Over the past three decades, fossil fuels helped 1.3 billion more people get electricity and escape deadly energy and economic poverty – over 830 million because of coal. China connected 99% of its population to the grid, also mostly with coal, enabling its average citizens to be ten times richer and live 32 years longer than five decades previously.
But another 1.2 billion people (the US, Canadian, Mexican and European populations combined) still do not have electricity. Another 2 billion have electrical power only sporadically and unpredictably and must still cook and heat with wood, charcoal and animal dung. Hundreds of millions get horribly sick and five million die every year from lung and intestinal diseases, due to breathing smoke from open fires and not having refrigeration, clean water and safe food. Because of climate “risks,” we are to let this continue.
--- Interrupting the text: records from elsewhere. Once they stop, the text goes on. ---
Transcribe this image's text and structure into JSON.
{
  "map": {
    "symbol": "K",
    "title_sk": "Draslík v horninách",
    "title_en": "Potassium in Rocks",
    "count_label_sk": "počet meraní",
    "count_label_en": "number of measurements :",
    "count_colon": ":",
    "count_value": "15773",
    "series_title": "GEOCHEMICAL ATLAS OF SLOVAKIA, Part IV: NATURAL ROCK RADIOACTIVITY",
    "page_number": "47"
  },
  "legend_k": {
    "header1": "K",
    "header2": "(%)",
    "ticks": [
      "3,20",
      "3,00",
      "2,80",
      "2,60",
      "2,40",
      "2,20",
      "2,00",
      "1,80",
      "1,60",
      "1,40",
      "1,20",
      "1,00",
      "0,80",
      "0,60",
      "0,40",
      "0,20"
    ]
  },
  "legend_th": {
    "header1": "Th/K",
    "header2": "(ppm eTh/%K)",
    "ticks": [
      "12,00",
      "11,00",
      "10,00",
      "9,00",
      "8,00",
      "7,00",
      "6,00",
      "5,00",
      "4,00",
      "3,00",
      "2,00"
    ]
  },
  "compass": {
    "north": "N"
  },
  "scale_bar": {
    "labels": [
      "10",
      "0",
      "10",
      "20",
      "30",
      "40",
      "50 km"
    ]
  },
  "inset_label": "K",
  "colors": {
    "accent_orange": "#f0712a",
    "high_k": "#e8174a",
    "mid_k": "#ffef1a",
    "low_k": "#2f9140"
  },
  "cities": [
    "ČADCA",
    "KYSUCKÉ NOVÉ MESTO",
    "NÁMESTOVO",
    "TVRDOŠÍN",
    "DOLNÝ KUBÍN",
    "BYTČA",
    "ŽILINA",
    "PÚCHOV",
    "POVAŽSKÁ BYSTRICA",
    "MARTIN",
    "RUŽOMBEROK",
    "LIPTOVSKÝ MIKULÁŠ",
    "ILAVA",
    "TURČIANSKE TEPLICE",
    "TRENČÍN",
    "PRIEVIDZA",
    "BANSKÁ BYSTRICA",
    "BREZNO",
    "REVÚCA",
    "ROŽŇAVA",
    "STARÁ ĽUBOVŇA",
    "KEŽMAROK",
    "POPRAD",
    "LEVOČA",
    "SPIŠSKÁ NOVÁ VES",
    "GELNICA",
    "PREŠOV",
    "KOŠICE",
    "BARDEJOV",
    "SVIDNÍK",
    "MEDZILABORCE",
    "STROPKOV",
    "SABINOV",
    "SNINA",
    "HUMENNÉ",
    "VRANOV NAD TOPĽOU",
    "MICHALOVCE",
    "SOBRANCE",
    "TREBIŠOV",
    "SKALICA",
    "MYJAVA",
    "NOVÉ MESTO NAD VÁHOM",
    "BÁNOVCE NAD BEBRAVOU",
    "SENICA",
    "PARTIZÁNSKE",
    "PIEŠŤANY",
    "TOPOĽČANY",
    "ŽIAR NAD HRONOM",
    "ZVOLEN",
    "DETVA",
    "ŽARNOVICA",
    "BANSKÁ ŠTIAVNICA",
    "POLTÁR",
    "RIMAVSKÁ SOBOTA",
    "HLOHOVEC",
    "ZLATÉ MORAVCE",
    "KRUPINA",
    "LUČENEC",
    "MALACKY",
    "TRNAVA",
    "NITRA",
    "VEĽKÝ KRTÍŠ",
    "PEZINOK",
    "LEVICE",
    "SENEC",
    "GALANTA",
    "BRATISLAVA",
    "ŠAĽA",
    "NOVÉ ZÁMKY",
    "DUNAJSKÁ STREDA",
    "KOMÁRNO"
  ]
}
Of course, as a young black California mother reminded me a few years ago, eco-imperialism is not just a developing country issue. It is a global problem. “Because of their paranoid fear of sprawl,” LaTonya told me, “elitist eco-imperialists employ endless regulations and restrictions that prevent upwardly-mobile people of color from improving their lot in life. Only we, the wealthy and privileged, they seem to insist, can live in nice homes and safe neighborhoods, have good jobs and enjoy modern lifestyles.”
These attitudes, mantras, ideologies and policies are callous, immoral, eco-imperialistic and genocidal. They inflict unconscionable crimes against humanity on the poorest among us. They must no longer be tolerated.
Rich nations used fossil fuels to advance science, create wondrous technologies beyond previous generations’ wildest imaginings, eradicate killer diseases, increase life expectancy from 46 in 1900 to 78 today, and give even poor families better living standards than kings and queens enjoyed a century ago.
Instead of holding poor nations and billions of less fortunate people back still more decades, we are ethically bound to do everything we can to encourage and assist them to throw off their shackles, and join us among the world’s wealthy, healthy, technologically advanced nations.